Afr J Prim Health Care Fam Med. 2021 Aug 23;13(1):e1-e15. doi: 10.4102/phcfm.v13i1.2856.
Kangaroo mother care (KMC) has been widely adopted in low-and middle-income countries (LMICs) to minimise low birthweight infants' (LBWIs) adverse outcomes. However, the burden of neonatal and child mortality remains disproportionately high in LMICs.
Thus, this scoping review sought to map evidence on the barriers, challenges and facilitators of KMC utilisation by parents of LBWIs (parent of low birthweight infant [PLBWI]) in LMICs.
We searched for studies conducted in LMICs and published in English between January 1990 and August 2020 from SciELO, Google Scholar, JSTOR, LILACS, Academic search complete, PubMed, CINAHL with full text, and Medline databases. We adopted Arksey and O'Malley's framework for conducting scoping reviews. Potential studies were exported to Endnote X7 reference management software for abstract and full article screening. Two independent reviewers did a parallel abstract and full article screening using a standardised form. The results were analysed using thematic content analysis.
We generated 22 040 studies and after duplicate removal, 42 studies were eligible for full-text screening and 22 studies, most form sub-Saharan Africa, were included in the content analysis. Eight themes emerged from the analysis: access, buy-in, co-ordination and collaboration, medical issues, motivation, social support-gender obligation and empowerment, time and timing and traditional/cultural norms.

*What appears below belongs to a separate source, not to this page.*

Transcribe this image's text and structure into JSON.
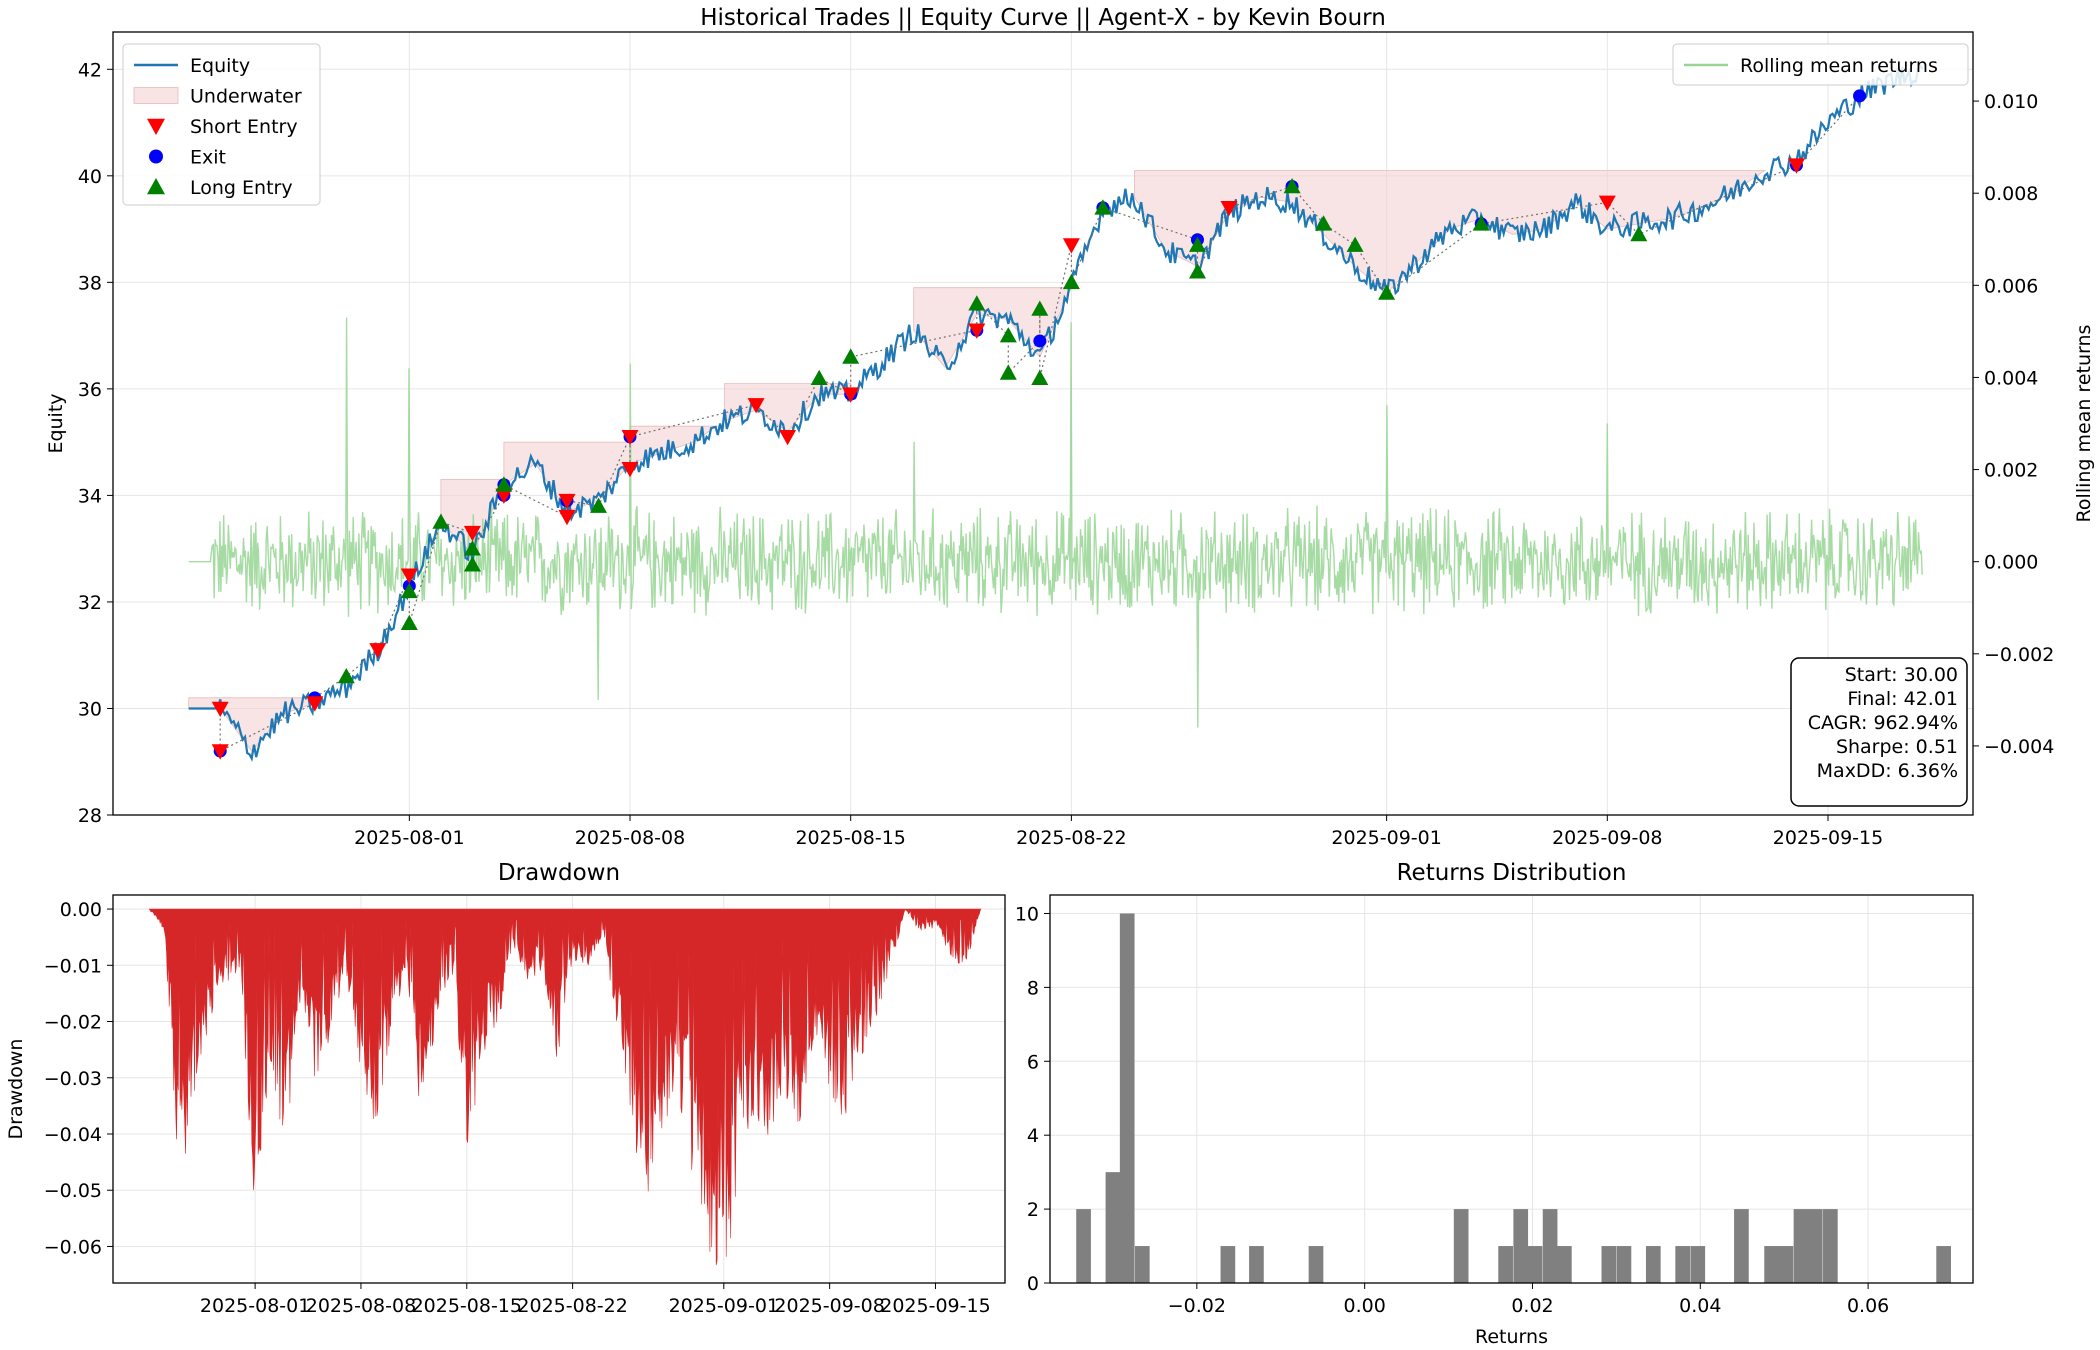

Identifying factors affecting KMC may optimise KMC utilisation. Additional studies aiming at identifying influencing factors that affect KMC utilisation amongst PLBWIs' in LMICs need to be conducted to provide evidence-based strategies to enhance practice, inform policy and decision-makers in KMC utilisation amongst the PLBWIs in LMICs and beyond.
袋鼠式护理(KMC)已在中低收入国家(LMICs)广泛采用,以尽量减少低出生体重婴儿(LBWIs)的不良后果。然而,新生儿和儿童死亡率的负担在 LMICs 中仍然不成比例地高。
因此,本范围综述旨在绘制 LMICs 中 LBWIs 父母(低出生体重婴儿的父母[PLBWI])利用 KMC 的障碍、挑战和促进因素的证据。
我们在 SciELO、Google Scholar、JSTOR、LILACS、Academic Search Complete、PubMed、CINAHL with full text 和 Medline 数据库中搜索了 1990 年 1 月至 2020 年 8 月在 LMICs 发表的英文研究。我们采用 Arksey 和 O'Malley 的框架进行范围综述。潜在的研究被导出到 Endnote X7 参考管理软件进行摘要和全文筛选。两名独立的审查员使用标准化表格平行进行摘要和全文筛选。结果使用主题内容分析进行分析。
我们生成了 22040 项研究,在去除重复项后,有 42 项研究符合全文筛选标准,有 22 项研究符合标准,其中大多数来自撒哈拉以南非洲,纳入了内容分析。分析中出现了八个主题:获得、认可、协调与合作、医疗问题、动机、社会支持-性别义务和赋权、时间和时机以及传统/文化规范。
确定影响 KMC 的因素可以优化 KMC 的利用。需要在 LMICs 中进行更多的研究,以确定影响 PLBWIs 中 KMC 利用的影响因素,为加强实践、为 LMICs 及其他地区 PLBWIs 中的 KMC 利用提供循证策略提供依据,为决策者提供信息。